Думаю, мы никогда не были так близки, как в этот миг, когда я чувствовал, что в ее склоненной голове роятся те же мысли, что и у меня, и она переживает то же чувство одиночества и сиротства, которое я испытывал втайне от всех рядом с матерью, хотя в Сусане оно, несомненно, было еще глубже, еще острее, потому что она была больна и еще потому, что ее мать, эта легкомысленная блондинка, кокетничала с жизнью, смеясь над одиночеством и бросая вызов мужчинам. В этом скрипе резко отодвинутого стула, в едва различимом бормотании и в длинных паузах, которые наступали вслед за ним, Сусане слышалось то же, что и мне — безнадежная, унизительная слабость матери, и ей было стыдно. Она схватила кусок ваты и принялась яростно стирать с ногтей лак, пока он не исчез окончательно, тогда она закрыла пузырек, отбросила его прочь и скользнула под простыни, оставив снаружи босые ноги.
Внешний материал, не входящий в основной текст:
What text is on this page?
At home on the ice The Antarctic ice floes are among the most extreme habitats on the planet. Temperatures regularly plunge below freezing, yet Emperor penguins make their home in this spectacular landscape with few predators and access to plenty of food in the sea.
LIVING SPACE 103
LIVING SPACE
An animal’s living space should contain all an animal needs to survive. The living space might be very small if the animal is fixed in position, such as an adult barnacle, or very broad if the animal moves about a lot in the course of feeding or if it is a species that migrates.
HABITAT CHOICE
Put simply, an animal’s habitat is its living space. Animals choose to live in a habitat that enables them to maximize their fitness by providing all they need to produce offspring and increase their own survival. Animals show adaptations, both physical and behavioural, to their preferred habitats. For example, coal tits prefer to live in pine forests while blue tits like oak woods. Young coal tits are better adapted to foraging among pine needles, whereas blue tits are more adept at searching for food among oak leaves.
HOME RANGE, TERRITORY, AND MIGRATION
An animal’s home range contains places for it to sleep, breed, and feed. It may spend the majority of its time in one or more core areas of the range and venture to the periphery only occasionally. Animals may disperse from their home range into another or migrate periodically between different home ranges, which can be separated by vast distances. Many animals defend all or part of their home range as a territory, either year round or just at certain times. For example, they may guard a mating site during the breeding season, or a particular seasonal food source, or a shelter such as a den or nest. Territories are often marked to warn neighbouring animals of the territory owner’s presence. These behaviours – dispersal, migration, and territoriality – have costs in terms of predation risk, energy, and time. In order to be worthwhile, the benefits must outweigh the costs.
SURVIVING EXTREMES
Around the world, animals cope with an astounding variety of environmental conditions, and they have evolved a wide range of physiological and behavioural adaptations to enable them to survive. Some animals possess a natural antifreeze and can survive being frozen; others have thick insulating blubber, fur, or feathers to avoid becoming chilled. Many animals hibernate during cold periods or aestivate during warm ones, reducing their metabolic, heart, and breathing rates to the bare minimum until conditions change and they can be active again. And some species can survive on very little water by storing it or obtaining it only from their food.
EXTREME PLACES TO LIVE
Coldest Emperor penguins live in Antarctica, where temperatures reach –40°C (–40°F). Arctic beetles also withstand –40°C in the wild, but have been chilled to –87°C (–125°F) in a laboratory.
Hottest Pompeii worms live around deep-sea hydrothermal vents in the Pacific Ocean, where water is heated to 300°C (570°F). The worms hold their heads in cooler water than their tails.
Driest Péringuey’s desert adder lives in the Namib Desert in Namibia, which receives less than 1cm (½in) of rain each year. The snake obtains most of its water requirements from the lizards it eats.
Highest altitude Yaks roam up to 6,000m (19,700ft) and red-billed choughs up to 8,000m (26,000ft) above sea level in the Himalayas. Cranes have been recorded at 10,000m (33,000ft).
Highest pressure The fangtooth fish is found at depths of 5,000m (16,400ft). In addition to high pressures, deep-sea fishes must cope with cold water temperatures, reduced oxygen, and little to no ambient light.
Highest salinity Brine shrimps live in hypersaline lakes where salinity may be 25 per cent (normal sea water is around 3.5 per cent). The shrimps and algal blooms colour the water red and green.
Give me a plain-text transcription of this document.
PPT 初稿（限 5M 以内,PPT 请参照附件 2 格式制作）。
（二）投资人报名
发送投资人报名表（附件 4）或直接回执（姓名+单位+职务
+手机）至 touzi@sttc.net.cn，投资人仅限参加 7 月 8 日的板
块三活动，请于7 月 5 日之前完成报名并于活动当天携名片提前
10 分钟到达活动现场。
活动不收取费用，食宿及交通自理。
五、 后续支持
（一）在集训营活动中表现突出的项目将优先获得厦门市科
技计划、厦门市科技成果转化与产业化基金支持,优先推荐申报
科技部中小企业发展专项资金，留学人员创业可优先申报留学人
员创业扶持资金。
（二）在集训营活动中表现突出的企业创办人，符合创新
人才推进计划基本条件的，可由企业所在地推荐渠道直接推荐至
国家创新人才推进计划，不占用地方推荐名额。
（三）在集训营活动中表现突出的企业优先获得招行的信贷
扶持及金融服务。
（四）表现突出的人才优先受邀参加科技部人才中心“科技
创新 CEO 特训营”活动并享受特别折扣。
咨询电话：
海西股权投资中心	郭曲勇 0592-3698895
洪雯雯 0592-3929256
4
Она включила радио, потом выключила, взглянула на меня и вдруг начала дурачиться, как всегда делала, чтобы отвлечь меня от ненавистного ей рисунка — того, что предназначался капитану: показала мне язык, по-собачьи фыркнула и ударила себя кулаком в грудь, потом отбросила простыню, засучила ногами и замахала руками, словно в воздухе скверно пахло, а затем зажала пальцами нос, точно задыхаясь от запаха газа и ядовитого черного дыма, которые, как утверждал безумный старик, день ото дня разрушали ее легкие. Только на этот раз своими шутовскими выходками она старалась скрыть нечто такое, что по-настоящему ее беспокоило, более того, глубоко ранило. Потом, с трудом сдерживая нетерпение, она предложила сыграть партию в парчиси, и я покорно отложил карандаш, чтобы ей угодить. Из гостиной не доносилось ни звука.
Вечером, когда я уже собрался домой, на террасу вошел Форкат. На нем были диковинные сандалии на деревянной подошве и длинный черный халат с цветами и китайскими иероглифами. Он улыбнулся, подмигнул Сусане и, пряча что-то за спиной, подошел к столу. Я поспешно убрал свои наброски и на мгновение, еще более явственно, чем раньше, почуял нежный растительный аромат, исходивший от его рук пахло цветной капустой или, скорее, артишоками.
— Смотри, это шелковое кимоно мне подарил твой отец, — сказал он и медленно подошел к кровати. — А теперь сюрприз. Он велел кое-что тебе передать.
Это была открытка с видом Шанхая и зеленый шелковый веер. Он сказал, что на открытке изображена река Хуанпу и живописная людная набережная вдоль Банда — самого знаменитого бульвара на Дальнем Востоке, — небоскребы и старинное здание таможни. Открытка была без марки, потому что Ким, как пояснил Форкат, передал ее лично. Оборотная сторона была исписана убористым нервным почерком, который Сусана мгновенно узнала: это был почерк ее отца. На открытке было написано следующее:
Моя дорогая Сусана, это письмо тебе передаст человек, которого я очень люблю и которому доверяю. Отнесись к нему так же, как если бы это был я, будь радушна и гостеприимна, он никогда меня не покидал и во всем помогал (кстати, он превосходно готовит!). Сейчас у него возникли затруднения (я рассказал о них в письме маме). Он передаст тебе настоящий шелковый китайский веер зеленого цвета — ведь это твой любимый цвет, а также привет и поцелуй от меня, старого бродяги, который все время тебя вспоминает. Будь послушной девочкой, кушай хорошо, во всем слушайся маму и доктора и, главное, побыстрее выздоравливай. Твой любящий папа Ким.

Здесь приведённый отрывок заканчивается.